Comment 4 for bug 533493

Revision history for this message
EAB (erwin-true) wrote :

I came across a PDF-document from HP. A recent white-paper on LVM snapshots.

http://h20000.www2.hp.com/bizsupport/TechSupport/CoreRedirect.jsp?redirectReason=DocIndexPDF&prodSeriesId=4296010&targetPage=http%3A%2F%2Fbizsupport2.austin.hp.com%2Fbc%2Fdocs%2Fsupport%2FSupportManual%2Fc02054539%2Fc02054539.pdf

Most interesting part:
"In very low system memory conditions, deletion of a single snapshot can hang indefinitely for memory to become available. Ensure that sufficient memory is available during deletion of a single snapshot that requires data to be copied to its predecessor. If the lvremove command hangs in these cases, increase the system memory or free some existing system memory to proceed with the snapshot deletion."

No further explaination is give....

Our host contains 64GB RAM and 2 6-core Intel CPU's.
We're using Munin to graph memory-usage. The graphs are updated every 5 minutes, so we don't have a real numbers on usage on the moment the snapshot was removed.
At the moment the removal of the snapshot was initiated the host used approximately 51GB RAM, 6GB buffers, 10GB unused and 3GB swap.

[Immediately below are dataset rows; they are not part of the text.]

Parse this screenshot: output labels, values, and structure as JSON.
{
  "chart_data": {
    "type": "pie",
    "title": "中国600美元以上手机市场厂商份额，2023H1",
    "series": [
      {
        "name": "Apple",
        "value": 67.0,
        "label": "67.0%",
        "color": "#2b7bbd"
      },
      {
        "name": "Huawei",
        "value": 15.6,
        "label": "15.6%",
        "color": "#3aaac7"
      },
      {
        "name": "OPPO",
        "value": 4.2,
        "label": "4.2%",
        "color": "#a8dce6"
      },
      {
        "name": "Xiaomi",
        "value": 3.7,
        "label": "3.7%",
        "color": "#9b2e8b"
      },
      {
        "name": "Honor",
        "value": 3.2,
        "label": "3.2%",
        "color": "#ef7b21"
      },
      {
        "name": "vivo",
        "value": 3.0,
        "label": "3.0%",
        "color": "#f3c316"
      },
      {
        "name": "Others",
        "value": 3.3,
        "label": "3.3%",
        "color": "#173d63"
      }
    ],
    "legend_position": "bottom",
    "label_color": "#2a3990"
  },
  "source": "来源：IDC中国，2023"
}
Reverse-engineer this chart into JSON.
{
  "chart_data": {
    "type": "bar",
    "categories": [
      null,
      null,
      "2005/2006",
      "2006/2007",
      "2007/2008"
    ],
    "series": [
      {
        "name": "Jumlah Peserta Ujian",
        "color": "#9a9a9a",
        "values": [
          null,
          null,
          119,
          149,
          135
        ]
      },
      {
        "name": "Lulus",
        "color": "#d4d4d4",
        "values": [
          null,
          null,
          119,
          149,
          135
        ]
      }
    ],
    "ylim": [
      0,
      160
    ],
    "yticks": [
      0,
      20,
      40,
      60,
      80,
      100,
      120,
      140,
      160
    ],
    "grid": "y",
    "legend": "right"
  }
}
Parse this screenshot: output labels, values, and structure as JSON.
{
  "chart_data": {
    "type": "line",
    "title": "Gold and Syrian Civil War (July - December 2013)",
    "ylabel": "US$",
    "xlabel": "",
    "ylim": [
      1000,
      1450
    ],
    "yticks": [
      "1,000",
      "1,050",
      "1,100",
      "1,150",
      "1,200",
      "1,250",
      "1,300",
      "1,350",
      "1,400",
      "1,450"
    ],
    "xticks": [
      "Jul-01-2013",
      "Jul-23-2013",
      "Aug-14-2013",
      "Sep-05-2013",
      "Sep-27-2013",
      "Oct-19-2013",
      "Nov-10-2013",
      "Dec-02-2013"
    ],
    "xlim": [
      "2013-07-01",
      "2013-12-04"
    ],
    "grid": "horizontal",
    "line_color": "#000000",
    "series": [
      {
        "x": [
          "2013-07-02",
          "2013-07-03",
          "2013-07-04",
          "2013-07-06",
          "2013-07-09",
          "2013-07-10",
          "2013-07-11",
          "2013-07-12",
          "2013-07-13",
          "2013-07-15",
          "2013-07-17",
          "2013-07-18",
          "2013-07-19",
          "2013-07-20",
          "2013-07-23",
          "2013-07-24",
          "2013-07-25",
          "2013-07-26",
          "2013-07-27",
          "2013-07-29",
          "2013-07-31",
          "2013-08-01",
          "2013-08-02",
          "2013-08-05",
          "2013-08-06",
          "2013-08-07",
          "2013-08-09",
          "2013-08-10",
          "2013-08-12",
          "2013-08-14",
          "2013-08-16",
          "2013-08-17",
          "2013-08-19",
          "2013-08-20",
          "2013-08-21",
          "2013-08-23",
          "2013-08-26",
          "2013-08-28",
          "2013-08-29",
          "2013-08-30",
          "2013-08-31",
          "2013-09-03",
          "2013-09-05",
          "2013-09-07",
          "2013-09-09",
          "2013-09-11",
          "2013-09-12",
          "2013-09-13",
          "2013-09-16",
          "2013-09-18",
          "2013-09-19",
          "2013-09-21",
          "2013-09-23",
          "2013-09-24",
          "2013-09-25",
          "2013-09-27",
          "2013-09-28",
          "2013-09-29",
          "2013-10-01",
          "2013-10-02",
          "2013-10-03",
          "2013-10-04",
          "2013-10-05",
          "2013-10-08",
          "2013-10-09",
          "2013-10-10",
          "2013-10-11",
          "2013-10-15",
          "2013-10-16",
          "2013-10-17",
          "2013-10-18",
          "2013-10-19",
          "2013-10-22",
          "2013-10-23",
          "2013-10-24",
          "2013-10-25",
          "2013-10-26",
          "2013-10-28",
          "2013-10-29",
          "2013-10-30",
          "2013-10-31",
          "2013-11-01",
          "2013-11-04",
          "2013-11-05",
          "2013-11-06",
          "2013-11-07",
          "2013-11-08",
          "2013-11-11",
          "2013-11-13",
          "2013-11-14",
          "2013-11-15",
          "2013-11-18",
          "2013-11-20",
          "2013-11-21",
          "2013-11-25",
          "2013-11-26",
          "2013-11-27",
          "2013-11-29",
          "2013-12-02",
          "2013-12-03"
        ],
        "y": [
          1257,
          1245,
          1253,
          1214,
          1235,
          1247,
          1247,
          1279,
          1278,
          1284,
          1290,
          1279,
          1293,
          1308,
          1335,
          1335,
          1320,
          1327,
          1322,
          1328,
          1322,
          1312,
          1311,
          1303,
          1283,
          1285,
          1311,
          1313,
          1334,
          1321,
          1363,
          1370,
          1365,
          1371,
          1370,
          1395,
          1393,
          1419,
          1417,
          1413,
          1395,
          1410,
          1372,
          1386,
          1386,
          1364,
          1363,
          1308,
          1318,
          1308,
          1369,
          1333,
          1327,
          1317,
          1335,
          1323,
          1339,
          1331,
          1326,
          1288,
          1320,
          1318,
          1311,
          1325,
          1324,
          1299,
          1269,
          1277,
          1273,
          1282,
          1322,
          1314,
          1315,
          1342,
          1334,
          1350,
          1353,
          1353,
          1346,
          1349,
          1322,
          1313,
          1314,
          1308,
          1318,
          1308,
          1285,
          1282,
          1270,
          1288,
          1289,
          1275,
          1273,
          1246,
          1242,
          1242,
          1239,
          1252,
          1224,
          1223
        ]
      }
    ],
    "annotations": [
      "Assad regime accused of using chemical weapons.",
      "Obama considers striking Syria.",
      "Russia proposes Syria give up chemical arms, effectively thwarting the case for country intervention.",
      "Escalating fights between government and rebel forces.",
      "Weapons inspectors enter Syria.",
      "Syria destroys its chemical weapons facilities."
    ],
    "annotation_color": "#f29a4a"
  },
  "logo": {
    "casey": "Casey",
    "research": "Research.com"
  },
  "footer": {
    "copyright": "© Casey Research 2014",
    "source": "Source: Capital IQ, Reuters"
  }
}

I'm thinking about some NUMA-issues I researched last weeks. It's probably nothing to do with this issue.

Some memory-statistics:
# free -m
             total used free shared buffers cached
Mem: 64549 64062 487 0 23579 780
-/+ buffers/cache: 39702 24847
Swap: 7627 377 7250

# numactl --hardware
available: 2 nodes (0-1)
node 0 cpus: 0 2 4 6 8 10 12 14 16 18 20 22
node 0 size: 32768 MB
node 0 free: 63 MB
node 1 cpus: 1 3 5 7 9 11 13 15 17 19 21 23
node 1 size: 32758 MB
node 1 free: 437 MB
node distances:
node 0 1
  0: 10 20

The host is swapping a little now, but every day it swaps out 4GB of RAM. vm.swappiness=0
swapoff -a && swapon -a is run every day a couple times.
It should not swap, but it seems to be an issue with multiple CPU sockets and processes not using the same NUMA-node (CPU-pinning). It seems that hosts with multiple sockets (not cores) swaps out a lot more.

It could be possible that the lvremove action thinks there is not enough ram and hangs indefinitely.

Hopefully someone can confirm some of this.